On an annual basis, the Nationwide house price index rose by 10.7% in June, slowing from the 11.2% climb in May. The print also was just shy of the market forecast of 10.8%.
House prices grew 0.3% monthly in June, easing from 0.9% growth in May and missed the 0.5% consensus estimate.
The average price for a UK home climbed to a new record high at £271,613 in June, up from £269,914 in May, Nationwide said.

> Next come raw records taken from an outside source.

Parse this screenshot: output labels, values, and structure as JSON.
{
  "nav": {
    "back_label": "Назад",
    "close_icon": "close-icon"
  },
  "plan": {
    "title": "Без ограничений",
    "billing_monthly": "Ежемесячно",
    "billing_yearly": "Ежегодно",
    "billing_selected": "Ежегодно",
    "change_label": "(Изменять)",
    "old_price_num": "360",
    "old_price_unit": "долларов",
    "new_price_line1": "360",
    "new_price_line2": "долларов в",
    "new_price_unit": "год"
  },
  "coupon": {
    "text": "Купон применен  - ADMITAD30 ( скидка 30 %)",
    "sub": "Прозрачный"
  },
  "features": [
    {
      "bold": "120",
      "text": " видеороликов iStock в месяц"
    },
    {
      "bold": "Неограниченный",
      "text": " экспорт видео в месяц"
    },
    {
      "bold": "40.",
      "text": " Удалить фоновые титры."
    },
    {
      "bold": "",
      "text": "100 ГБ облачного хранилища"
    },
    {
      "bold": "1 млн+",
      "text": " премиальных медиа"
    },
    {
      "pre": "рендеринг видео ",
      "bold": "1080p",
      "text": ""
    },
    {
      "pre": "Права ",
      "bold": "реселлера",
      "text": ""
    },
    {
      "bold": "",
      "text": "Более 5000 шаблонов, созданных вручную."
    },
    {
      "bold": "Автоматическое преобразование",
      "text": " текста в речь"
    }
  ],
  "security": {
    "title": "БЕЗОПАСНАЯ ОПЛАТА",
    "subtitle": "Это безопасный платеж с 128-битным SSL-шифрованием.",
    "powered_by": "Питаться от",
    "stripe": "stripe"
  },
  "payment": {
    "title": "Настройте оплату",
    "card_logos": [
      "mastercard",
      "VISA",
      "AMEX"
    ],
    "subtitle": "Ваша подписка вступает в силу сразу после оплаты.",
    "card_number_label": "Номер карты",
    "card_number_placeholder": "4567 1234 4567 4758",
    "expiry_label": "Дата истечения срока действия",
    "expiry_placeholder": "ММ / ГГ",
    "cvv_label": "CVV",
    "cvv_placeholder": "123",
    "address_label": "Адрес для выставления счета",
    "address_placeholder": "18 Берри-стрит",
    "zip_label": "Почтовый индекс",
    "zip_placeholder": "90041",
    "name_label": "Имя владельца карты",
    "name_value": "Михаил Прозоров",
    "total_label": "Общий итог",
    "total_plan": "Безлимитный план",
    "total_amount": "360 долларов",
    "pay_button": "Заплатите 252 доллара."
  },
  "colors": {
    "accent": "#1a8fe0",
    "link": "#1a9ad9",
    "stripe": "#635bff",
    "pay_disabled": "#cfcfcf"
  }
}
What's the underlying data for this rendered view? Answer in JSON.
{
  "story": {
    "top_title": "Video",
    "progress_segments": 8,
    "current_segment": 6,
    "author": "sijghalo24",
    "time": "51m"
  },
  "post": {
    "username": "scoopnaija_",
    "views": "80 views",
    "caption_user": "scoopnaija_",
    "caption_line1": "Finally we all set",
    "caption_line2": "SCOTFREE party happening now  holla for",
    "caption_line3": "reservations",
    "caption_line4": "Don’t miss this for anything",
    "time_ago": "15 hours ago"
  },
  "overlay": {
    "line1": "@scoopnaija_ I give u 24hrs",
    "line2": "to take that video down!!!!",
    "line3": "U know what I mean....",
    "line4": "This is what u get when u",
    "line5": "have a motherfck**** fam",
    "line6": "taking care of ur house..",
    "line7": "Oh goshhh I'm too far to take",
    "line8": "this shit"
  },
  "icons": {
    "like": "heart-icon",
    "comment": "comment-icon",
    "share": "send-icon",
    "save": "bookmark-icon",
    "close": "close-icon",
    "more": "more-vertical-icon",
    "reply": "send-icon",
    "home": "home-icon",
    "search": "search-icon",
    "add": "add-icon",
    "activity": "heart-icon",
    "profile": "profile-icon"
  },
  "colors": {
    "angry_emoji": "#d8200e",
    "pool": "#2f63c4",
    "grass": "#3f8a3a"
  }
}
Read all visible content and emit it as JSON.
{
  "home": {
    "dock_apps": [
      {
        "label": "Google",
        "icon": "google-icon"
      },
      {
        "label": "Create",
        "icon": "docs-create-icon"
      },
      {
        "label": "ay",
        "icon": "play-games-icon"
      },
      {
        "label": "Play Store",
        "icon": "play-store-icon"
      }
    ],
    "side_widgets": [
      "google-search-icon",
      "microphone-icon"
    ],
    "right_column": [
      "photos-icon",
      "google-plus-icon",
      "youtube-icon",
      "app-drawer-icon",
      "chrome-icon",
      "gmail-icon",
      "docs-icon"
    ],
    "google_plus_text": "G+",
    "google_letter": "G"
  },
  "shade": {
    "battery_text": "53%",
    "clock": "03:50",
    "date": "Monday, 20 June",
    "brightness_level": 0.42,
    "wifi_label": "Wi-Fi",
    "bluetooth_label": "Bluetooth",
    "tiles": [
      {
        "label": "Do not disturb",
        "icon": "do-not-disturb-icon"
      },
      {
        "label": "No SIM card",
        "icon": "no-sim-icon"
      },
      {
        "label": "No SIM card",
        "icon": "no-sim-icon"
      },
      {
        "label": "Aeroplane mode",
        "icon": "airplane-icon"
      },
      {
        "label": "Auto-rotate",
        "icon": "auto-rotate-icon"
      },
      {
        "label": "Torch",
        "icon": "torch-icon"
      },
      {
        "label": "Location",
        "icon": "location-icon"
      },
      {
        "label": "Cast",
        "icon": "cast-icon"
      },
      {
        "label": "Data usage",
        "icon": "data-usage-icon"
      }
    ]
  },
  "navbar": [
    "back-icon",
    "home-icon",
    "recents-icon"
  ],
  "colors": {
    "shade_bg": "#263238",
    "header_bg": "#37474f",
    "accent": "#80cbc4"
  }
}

‘The Bank of England recently hiked interest rates to 1.25% and is expected to increase them further still to tackle inflation, which will reduce people’s spending power and cause the already dwindling number of cheap mortgage rates to quickly disappear. With wages failing to keep up, the high costs of moving home will put off prospective buyers and first-time buyers will see their hopes of getting a foot on the property ladder pushed further out of reach,’ commented Quilter’s Charlotte Nixon.
London Stock Exchange Group was down 1.7%. The stock exchange operator said Andrea Remyn Stone stepped down as head of the Data & Analytics division for ‘personal reasons’. She will remain as an advisor until her departure in the autumn. LSEG Chief Executive Officer David Schwimmer will lead the division until a successor is found.
The Data & Analytics unit holds its FTSE Russell stock index and Refinitiv businesses. It is LSEG’s largest division by income. LSEG said the overall group is performing in line with expectations and consistent with all of its financial guidance.
The pound was quoted at $1.2127 at midday Thursday, unmoved from $1.2126 at the London equities close Wednesday.
The euro was priced at $1.0411, down from $1.0470. Against the yen, the dollar was trading at JP¥136.37, lower against JP¥136.69.
Brent oil was quoted at $116.00 a barrel Thursday at midday, down sharply from $118.78 late Wednesday.
Major oil producers led by Saudi Arabia and Russia are expected to stick to a previously decided output boost at their meeting on Thursday, despite pressure to further increase production.
Russia’s invasion of Ukraine has exacerbated concerns about oil supplies, sending prices to record highs this year. Hard on the heels of an EU ban on Russian oil imports over the invasion, the OPEC+ cartel agreed at their last meeting in early June to open the taps wider than expected.
But prices continue to be high, and analysts say a respite is not in sight when the 23 members of OPEC+ meet via video conference on Thursday.
The 13 members of the Organization of the Petroleum Exporting Countries, chaired by Saudi Arabia, and their 10 partners, led by Russia, drastically slashed output in 2020 as the coronavirus pandemic and the resulting lockdowns sent demand plummeting.
Gold stood at $1,810.05 an ounce, lower against $1,816.73 late Wednesday.
New York was pointed to a sharply lower open on Thursday, capping off a dire end to the first half for US equities.
The Dow Jones Industrial Average was called down 1.2%, the S&P 500 down 1.4%, and the Nasdaq Composite down 1.8%. The indices are down 15%, 20% and 29% respectively over the past six months.